@Ajax Epidemiology is just the term for the study of diseases. It is neither weak nor strong per se.
The weak science is the Observational study where a researcher observes things, often stated in secondary data gathering like public health stats or hospital records rather than personally observing them and then tries to correlate them e.g.These people said they ate these things on average and they got these diseases so I am going to conclude that this diet is more likely to ‘be related to’ this disease. There is lots of statistical shenanigans to attempt to ‘prove’ correlation or even causation or people just latch on to results and assume causation based on their own beliefs without the researcher even implying it - like cholesterol deposits are found in all heart attack victims, so it must be a cause or people who eat meat get cancer so meat must cause cancer (strokes pet sheep) .
The strong science is the clinical trial where the researcher actually controls the inputs and measurement of results directly e.g. we will feed these people X and see if Y happens… and then try to explain it. There is obviously a lot of room for error in this latter form too especially in the design of the study, the initial hypothesis (you can create a study and manipulate the analysis to ‘prove’ pretty much anything) but it is much more likely to be able to show causation that the observational study.
The strongest form of clinical study is the double blind or randomized version where some people get the real stuff (actual drug, specific food etc.) and some don’t but the researchers don’t know which until after the study so they can’t bias the results during the test. The ‘double blind’ is that neither the subjects nor the researchers know who’s getting what. This is how drugs are tested. A good study will have a statistically significant number and spread of subjects e.g. tens or hundreds of subjects depending on what you are testing and women, men, ethnicities etc. so you know how those things impact the results.
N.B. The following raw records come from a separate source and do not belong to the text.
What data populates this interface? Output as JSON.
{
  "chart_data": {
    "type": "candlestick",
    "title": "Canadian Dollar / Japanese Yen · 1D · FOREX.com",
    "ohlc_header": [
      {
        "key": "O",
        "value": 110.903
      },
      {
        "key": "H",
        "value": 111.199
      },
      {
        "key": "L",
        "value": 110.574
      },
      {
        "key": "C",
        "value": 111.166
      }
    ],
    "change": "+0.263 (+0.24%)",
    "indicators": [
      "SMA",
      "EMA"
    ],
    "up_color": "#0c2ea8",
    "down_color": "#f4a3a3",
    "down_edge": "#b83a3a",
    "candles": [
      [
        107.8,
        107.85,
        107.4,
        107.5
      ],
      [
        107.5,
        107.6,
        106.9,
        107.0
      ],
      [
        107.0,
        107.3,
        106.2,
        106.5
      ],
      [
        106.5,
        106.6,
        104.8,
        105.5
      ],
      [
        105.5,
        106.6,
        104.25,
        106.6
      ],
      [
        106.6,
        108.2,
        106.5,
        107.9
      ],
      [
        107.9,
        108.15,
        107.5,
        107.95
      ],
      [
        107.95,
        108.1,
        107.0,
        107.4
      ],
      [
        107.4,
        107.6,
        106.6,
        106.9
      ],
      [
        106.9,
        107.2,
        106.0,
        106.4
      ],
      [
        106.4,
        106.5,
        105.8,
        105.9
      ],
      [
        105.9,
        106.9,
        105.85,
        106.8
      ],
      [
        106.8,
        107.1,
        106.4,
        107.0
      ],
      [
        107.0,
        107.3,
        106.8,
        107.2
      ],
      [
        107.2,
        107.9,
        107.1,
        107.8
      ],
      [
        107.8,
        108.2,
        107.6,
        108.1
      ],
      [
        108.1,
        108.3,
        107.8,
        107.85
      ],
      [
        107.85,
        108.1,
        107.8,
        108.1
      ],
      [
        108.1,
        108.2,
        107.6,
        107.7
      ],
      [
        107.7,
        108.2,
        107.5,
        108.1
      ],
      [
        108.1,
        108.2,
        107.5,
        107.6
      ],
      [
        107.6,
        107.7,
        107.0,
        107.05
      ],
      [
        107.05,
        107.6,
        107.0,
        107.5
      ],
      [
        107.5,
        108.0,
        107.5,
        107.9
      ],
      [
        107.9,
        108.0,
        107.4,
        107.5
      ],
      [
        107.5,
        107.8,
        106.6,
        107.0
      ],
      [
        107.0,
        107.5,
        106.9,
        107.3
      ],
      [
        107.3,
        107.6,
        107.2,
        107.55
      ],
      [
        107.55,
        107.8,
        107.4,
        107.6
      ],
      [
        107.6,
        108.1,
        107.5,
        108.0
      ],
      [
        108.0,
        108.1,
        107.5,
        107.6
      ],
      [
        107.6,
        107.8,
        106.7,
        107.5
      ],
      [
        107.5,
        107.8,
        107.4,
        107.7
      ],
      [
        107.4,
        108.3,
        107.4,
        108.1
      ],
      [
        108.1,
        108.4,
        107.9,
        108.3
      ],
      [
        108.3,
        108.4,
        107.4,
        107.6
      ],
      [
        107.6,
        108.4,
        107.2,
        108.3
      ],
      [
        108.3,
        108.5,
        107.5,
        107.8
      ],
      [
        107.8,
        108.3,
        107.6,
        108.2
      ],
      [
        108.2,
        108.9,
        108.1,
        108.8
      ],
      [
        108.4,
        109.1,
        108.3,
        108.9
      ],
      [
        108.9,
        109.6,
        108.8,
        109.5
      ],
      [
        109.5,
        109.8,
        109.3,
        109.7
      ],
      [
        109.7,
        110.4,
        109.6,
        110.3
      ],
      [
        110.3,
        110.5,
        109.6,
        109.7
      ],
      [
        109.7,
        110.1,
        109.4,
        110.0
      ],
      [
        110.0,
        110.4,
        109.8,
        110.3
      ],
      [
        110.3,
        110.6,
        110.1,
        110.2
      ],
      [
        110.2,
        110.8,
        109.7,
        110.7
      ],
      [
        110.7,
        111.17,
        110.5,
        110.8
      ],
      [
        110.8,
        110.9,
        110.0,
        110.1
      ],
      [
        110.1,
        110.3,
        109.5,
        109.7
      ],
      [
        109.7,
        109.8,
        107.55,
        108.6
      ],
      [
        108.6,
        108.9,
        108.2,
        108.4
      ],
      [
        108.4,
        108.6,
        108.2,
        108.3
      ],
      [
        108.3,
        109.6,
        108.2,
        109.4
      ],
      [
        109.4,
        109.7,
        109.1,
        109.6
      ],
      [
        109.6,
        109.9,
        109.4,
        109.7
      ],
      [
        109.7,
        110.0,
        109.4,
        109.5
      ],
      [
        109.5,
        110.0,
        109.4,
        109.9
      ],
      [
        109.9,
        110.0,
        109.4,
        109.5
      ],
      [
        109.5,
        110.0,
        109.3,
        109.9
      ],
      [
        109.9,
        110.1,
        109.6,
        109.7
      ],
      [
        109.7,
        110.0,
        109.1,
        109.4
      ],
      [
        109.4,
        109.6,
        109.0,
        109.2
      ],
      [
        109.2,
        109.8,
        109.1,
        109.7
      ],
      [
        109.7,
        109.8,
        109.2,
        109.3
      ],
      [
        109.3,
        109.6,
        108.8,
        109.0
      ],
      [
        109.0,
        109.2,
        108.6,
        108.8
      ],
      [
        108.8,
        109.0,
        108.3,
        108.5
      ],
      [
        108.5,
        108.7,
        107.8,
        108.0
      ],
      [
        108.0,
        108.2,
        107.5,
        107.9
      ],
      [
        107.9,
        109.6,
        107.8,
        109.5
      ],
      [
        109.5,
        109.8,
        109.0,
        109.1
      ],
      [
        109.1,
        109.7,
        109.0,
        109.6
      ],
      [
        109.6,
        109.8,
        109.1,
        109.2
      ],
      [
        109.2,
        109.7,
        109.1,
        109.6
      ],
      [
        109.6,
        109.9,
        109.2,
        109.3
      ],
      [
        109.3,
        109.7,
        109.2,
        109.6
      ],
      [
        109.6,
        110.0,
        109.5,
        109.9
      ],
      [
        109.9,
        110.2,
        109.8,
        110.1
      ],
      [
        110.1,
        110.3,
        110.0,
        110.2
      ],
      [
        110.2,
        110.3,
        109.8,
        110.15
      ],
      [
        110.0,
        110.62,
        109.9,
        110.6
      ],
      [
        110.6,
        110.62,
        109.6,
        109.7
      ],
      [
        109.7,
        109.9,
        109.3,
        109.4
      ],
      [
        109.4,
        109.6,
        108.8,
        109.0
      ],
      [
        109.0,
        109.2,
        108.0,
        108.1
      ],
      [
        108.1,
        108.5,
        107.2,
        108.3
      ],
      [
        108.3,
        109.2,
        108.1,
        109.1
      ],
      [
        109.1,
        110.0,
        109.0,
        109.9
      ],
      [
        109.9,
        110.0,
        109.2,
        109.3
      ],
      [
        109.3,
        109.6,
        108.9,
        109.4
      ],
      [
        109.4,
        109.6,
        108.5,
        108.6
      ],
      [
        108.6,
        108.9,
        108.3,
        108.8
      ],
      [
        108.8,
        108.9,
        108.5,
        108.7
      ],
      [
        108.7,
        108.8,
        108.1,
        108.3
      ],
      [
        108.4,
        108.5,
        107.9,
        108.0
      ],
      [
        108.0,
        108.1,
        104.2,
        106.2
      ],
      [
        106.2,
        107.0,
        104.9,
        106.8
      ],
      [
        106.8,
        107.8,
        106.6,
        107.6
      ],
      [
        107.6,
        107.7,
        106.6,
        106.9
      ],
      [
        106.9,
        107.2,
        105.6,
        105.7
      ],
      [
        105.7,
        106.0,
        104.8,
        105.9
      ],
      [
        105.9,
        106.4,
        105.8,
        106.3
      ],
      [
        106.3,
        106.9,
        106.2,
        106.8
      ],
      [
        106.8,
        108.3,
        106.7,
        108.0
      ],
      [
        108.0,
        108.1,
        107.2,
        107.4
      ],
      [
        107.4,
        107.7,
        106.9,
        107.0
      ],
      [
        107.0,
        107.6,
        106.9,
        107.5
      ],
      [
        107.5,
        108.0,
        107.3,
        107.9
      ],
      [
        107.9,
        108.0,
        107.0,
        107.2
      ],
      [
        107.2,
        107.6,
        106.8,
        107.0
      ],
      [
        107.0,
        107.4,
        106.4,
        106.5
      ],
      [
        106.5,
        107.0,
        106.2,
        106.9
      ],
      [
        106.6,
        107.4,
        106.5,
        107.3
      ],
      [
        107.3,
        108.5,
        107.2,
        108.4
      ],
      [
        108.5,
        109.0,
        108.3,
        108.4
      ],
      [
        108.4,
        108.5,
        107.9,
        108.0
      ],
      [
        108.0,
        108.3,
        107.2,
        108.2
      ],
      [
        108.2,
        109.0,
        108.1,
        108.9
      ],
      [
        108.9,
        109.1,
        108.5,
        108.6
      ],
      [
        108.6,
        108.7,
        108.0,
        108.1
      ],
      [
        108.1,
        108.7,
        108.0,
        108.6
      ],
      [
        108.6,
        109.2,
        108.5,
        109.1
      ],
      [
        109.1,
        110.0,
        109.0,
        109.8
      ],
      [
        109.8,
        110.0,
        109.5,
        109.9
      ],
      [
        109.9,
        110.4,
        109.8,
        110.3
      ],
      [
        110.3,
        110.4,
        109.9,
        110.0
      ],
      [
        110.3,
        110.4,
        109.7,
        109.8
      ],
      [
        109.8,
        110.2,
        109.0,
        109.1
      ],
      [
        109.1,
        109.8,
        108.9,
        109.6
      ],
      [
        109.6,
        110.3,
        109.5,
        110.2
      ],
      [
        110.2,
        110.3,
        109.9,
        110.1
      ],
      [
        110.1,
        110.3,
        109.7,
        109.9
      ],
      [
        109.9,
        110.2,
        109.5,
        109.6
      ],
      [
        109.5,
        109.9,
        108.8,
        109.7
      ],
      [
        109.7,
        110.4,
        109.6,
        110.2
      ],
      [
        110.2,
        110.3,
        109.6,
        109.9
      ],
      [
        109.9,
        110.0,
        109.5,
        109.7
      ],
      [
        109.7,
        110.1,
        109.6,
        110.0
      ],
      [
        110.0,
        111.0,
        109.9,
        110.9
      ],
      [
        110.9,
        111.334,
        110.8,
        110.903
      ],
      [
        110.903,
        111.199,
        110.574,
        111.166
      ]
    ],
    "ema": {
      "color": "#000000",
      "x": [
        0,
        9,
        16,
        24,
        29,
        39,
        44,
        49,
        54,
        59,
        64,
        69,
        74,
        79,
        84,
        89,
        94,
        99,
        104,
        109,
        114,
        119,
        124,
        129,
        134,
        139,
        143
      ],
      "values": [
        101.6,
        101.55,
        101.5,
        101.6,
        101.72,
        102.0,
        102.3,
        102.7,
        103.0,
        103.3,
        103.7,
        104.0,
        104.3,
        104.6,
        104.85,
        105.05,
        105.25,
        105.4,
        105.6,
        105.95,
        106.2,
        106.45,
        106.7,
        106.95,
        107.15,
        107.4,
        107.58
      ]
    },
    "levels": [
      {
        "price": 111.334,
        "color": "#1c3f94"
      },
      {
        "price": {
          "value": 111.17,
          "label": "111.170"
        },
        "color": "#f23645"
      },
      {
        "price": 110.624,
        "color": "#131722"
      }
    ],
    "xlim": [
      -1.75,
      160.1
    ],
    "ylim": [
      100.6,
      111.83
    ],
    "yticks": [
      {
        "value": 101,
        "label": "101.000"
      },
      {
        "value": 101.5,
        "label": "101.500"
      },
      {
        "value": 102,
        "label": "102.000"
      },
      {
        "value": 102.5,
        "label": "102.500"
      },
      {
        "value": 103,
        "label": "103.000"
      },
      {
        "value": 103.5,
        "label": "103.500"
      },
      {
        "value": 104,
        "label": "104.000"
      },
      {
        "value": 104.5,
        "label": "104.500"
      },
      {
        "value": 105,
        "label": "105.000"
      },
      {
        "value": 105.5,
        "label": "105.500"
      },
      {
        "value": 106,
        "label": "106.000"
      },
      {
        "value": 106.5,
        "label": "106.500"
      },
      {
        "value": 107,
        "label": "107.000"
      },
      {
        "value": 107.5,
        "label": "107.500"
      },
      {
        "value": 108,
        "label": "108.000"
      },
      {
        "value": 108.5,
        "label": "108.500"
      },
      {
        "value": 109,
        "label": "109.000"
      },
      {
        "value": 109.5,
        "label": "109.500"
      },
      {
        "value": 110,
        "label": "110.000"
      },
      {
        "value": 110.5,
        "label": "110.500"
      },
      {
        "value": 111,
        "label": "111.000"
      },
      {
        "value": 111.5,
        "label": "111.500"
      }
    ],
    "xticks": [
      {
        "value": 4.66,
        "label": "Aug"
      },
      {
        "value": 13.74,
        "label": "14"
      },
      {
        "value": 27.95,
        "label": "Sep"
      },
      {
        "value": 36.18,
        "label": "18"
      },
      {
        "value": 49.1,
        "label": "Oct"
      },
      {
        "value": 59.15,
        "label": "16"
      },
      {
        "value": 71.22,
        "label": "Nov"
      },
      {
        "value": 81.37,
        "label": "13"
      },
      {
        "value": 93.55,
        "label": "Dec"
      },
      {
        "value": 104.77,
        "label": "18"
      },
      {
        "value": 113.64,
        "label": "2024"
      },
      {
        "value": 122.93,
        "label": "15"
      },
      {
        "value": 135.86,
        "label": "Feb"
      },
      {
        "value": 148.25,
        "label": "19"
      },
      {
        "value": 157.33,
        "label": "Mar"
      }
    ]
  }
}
If it is something uncommon you might only need 10-20 subjects but if general to the overall population you might need hundreds.
Many clinical trials in the past were only carried out on white men so it was not known how a drug or phenomenon might affect women or non-white populations differently e.g. women have heart attacks and symptoms differently to men so the ‘clutching your left arm’ thing is often irrelevant for women while jaw pain might be a better indicator.
They can still bias the analysis etc. so it isn’t protection from that but at least the data should be sound and have a ‘control’ group to compare the results against.
After the study, you get the peer review where (hopefully) eminent scientists in the field review and analyze the study and either declare it flawed or good. As we all know this is often driven by the conventional wisdom in a particular field so often it is about confirming existing bias rather than a totally fair review but it is another protection against totally BS studies making it into the established science. It doesn’t stop snake oil sales-persons running tiny trials with no statistical significance, not getting them peer reviewed but then writing a book to make money off it.